İnsanlar çevrelerinden gelen bazı etkilerle faaliyete geçerler ve belirli bir amaçla birlikte tepki gösterirler. Tüketici tutumlarında mal ve hizmetler çevre etkisi olarak, ihtiyacın giderilmesi ise amaç olarak görülmektedir. Bu durumda kişi satın alma veya almama yönünde tercihte bulunur (Ak, 2009: 31).

Tutum davranış ve niyetleri etkiler. Bu açından pazarlamacılar, tüketicilerin çeşitli koşullarda tutumlarını anlamalı ve tüketicilerin sunulan ürünlere karşı daha olumlu tutumlar benimsemeleri için bu tutumları etkilemenin yollarını aramalıdır (Madichie, 2012: 87).

Araştırmalar, tüketicilerin sürdürülebilir modaya karşı olumlu tutum sergilediklerini göstermiştir. Bununla birlikte, tüketicilerin tutumları ile satın alma davranışları arasında her zaman olumlu bir ilişki gözlenmemektedir. Moda tasarımcıları, tüketicilerin tutum ve satın alma davranışları arasındaki farkı, sürdürülebilir tasarım uygulamalarını zorlaştıran unsurlardan biri olarak değerlendirmektedir (Hur ve Cassidy 2019). Niinimaki (2010), tutum ve davranış arasındaki bu farkın sebebini, üreticilerin, tasarımcıların ve perakendecilerin, tüketicilerin sürdürülebilir modadan ne istediklerini tam olarak bilmemelerine bağlamaktadır. Bir diğer neden ise, tüketicilerin maliyet ve estetik kaygıyla Asya ülkelerinde üretilen ucuz ve trend giysileri tercih etmeleridir.

Marsh, Eckert ve Potter (2010), benzer şekilde, tüketicilerin çevre konusunda endişe duymalarına rağmen, sürdürülebilir modaya karşı tutumlarının bu ürünleri satın alma davranışına dönüşmediğini belirlemişlerdir. Bu noktada moda endüstrisi rasyonel argümanlar ne kadar iyi olursa olsun, müşterilerinin davranışlarını değiştirmek için tutum ve satın alma davranışını etkileyen tüm değer boyutlarını (fiyat, duygusal, estetik vb.) dikkate alarak tasarımlar sunmalıdır.
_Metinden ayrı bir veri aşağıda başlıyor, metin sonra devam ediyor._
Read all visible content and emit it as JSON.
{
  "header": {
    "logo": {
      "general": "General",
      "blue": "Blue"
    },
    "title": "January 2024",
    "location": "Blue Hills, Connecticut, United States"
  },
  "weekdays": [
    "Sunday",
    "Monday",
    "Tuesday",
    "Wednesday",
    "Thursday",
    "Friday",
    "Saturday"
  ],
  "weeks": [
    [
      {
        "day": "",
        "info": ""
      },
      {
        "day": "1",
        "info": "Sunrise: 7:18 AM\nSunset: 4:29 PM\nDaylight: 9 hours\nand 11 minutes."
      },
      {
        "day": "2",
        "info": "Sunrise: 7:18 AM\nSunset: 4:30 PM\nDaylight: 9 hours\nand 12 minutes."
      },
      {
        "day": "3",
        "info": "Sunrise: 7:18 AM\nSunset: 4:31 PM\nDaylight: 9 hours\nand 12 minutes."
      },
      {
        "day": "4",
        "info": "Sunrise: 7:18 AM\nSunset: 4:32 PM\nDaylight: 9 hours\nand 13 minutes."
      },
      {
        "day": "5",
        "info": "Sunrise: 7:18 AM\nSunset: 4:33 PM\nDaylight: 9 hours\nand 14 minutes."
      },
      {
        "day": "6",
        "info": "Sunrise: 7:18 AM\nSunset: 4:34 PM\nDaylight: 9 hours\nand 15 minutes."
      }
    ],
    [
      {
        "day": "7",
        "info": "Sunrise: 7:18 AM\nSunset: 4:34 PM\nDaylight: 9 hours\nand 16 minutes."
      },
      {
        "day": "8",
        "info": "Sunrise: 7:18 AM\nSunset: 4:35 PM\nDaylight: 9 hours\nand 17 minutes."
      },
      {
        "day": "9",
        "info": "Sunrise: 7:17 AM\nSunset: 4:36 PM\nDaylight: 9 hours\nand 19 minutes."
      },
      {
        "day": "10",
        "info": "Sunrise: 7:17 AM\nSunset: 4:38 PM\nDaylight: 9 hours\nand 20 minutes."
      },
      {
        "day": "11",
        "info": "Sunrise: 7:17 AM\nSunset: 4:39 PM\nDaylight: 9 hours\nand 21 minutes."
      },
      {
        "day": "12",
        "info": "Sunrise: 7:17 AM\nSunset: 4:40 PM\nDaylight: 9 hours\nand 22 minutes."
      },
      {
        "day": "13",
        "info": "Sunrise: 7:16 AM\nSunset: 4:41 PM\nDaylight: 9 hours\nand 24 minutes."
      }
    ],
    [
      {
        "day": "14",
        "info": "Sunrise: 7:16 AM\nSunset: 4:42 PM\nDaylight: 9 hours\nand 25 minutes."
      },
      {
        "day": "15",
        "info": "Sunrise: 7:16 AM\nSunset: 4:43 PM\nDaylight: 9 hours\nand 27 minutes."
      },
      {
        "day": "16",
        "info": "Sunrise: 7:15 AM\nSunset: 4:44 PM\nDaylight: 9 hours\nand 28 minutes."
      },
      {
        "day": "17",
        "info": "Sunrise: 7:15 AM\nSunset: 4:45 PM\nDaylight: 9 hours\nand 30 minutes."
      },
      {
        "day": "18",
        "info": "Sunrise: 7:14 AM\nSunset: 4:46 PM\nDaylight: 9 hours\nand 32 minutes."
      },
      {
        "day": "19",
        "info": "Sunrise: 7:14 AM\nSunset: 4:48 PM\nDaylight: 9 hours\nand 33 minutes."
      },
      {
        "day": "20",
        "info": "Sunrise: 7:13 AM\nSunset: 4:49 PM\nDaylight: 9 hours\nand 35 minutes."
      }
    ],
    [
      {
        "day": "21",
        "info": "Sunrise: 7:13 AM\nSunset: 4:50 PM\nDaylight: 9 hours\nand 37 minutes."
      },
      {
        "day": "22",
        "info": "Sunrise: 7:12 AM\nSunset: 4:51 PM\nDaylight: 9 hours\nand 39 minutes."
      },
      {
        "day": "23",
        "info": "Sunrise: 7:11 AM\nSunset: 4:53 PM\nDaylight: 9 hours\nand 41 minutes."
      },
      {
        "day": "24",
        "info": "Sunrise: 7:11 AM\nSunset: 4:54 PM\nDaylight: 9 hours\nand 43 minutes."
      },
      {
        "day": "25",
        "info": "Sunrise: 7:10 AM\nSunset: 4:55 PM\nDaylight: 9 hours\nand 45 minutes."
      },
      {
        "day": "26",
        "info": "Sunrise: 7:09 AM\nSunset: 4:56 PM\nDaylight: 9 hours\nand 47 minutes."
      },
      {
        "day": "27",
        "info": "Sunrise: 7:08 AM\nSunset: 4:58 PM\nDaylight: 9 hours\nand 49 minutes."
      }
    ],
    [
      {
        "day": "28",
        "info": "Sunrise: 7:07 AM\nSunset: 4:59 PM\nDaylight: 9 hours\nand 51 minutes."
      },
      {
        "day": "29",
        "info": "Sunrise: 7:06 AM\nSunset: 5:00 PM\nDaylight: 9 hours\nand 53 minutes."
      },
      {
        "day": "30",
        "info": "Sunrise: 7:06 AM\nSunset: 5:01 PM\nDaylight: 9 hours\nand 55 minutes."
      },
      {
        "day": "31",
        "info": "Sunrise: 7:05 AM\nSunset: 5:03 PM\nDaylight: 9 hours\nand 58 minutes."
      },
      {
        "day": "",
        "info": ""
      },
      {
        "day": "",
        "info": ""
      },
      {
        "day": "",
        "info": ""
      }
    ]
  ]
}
Sadiku (2017) ise giysiler üzerindeki eko etiketlemesinin yalnızca sürdürülebilirliğe karşı olumlu bir tutum sahibi olan tüketicilerin satın alma kararını etkilediğini belirlemiştir. Tüketiciler, moda işletmelerinin sürdürülebilirliğe karşı yaklaşımlarına şüphe ile yaklaşabilmektedirler ve bu durum satın alma davranışlarını etkilemektedir.

Vehmas ve arkadaşları (2017), tüketicilerin geri dönüşüm ve sürdürülebilir çözümlere ilgilerinin arttığını tespit etmişlerdir. Tüketiciler, yeni kıyafetler üretmek için tekstil atıklarının geri dönüşümü fikrini olumlu karşılamaktadır ancak bu giysiler ve davranışlarının çevresel etkileri hakkında daha görünür ve somut bilgiler istemektedirler. Araştırmalar, tüketiciye sürdürülebilirlik ve etkileri konusunda yeterli bilgi verildiğinde, tüketicilerin daha bilinçli kararlar verebileceğini göstermiştir (Kjellevand ve Kjellevand, 2018: 55).

AB tüketicisinin moda endüstrisinde sürdürülebilirlik ve tedarik zinciri şeffaflığına yönelik tutumları üzerine yapılan bir araştırma, bir giysi satın alırken, tüketicilerin %37’sinin ürünü satın alıp almayacağına karar vermeden önce çevresel etkileri göz önünde bulundurduğunu göstermiştir. Diğer yandan, tüketicilerin %6’sı satın aldıkları giysilerin (ayakkabı ve aksesuarlar dahil) geri dönüşümlü malzemeler kullanılarak yapılmasının önemli olduğunu belirtmişlerdir (www.fashionrevolution.org).

İngiltere’de tüketicilerin geri dönüşüm ürünleri konusundaki tutumlarını araştıran bir çalışma ise tüketicilerin %49’unun tamamen veya kısmen geri dönüştürülmüş plastikten yapılmış moda ürünleri almakla ilgilendiklerini ortaya koymuştur (Mintel, 2018: 12).

Moda endüstrisinin çevresel etkileri dikkate alındığında, tüketicilerin sürdürülebilir giysilere yönelik tutumlarında olumlu değişiklikler sağlayarak bu ürünleri satın almalarını desteklemek gerekmektedir.

Bu bağlamda, tüketicilere sürdürülebilir giysi tüketim davranışını özümsetmek ve bu tutumu arttırmak için bir takım öneriler geliştirilmiştir (Karaca, 2018: 266):

 Gereksiz ve fazla tüketim yerine, sorumlu ve rasyonel tüketimin benimsenmesi sağlanmalıdır. Birçok insan daha sürdürülebilir bir yaşam için

kaynakları daha etkin kullanmanın farkına varmıştır. Bu bilince sahip birey sayısı arttırılmalıdır.

 Geri kazanım - yeniden kullanım konusunda bireylerin bilgi düzeyleri düşüktür. Bilgi eksikliği yüzünden insanların çevreye faydalı tüketim tutumları kısıtlı kalmaktadır. Bu konuda insanların bilgisini arttırmak için bilgilendirme çalışmaları yapılmalıdır.

 Tekstil ve hazır giyim endüstrisinin etkisiyle ortaya çıkan çevresel problemlere dair toplumun bilgilendirilmesi sağlanmalıdır.

 Sivil toplum örgütleri ve işletmeler de sürdürülebilirlik eğitimine önem vermeli, bireylerin alışveriş kararlarının, giysi kullanımının ve elden çıkarma konusundaki uygulamaların etki düzeylerini tespit etme, inceleme ve analiz etme çalışmaları yapmalıdırlar.

 Giysilerin ayrıştırılması ve geri kazandırılması için yeterli donanımların geliştirilmesi sağlanmalıdır.